Kendimize sormamız gereken en büyük soru, rejimi desteklemeden Suriye içindeki Suriyelilere nasıl yardım edebileceğimizdir. Bu Avrupa’da sorulan önemli bir soru. Kendimize karşı dürüst olmalı ve çatışmanın siyasi yollarla yakın zamanda sona ermeyeceğini anlamalıyız. Bu nedenle, Suriye’deki insanların daha iyi duruma kavuşması ve onlara daha etkin bir şekilde yardım edebilmemiz için krizi yönetmenin yollarını bulmamız gerekiyor. Bunu yapmak için de Suriye’nin üç farklı bölgesinin her biri için ayrı bir yaklaşım geliştirmemiz gerekiyor.

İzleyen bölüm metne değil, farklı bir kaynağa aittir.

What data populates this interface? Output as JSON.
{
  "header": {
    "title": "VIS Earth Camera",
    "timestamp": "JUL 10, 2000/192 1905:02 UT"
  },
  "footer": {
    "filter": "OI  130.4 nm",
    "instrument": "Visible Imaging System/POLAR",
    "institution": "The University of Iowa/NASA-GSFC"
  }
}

Rejim bölgelerinde, Şam’daki BM kuruluşlarına baskı yapmanın zamanı çoktan geldi de geçiyor. Planlar oluşturmalı ve yardımları buna göre dağıtmalılar, çünkü insani yardım tarafsız, bağımsız ve yansız olmalı. Suriye’de durum böyle değil. Suriye’nin kuzeydoğusu için doğrudan yatırım ile tarım, altyapı ve çevre desteği yapılmalı. Eğer doğrudan özerk yönetimle çalışmak istemiyorsanız, STK’lar aracılığıyla bölgeye yardım edebilirsiniz. İdlib’de donör ülkeler ve BM güçlerini birleştirmeli ve Türkiye’nin rızasıyla bölgeyi kontrol eden ve fiilen yöneten aşırılık yanlısı grup Heyet Tahrir El Şam (HTŞ) ile kuzeybatıda yardım için net bir çerçeve üzerinde müzakere etmelidir. Burada amaç uluslararası alanda terörist olarak sınıflandırılan HTŞ’yi meşrulaştırmak değil, İdlib halkının çıkarları doğrultusunda sivil toplum ortaklarının değerli çalışmalarını desteklemek. Suriye ile ilişkilerde geri dönüş, yerel koşullar hakkında bilgi ve kararlılık gerektiriyor. Eğer bu başarılamazsa, Batı’nın ödediği milyarlar Esad’ın gücünü daha da pekiştirecek ve en yoksulları daha da yoksullaştıracak. Gençler Avrupa’ya gidecek ya da aşırılık yanlısı gruplara katılacak. Daha fazla insanın mülteci olmasını ve yeni bir IŞİD’i önlemek istiyorsak, Suriye’deki yardımların en çok ihtiyacı olanlara ulaşmasını sağlamalıyız.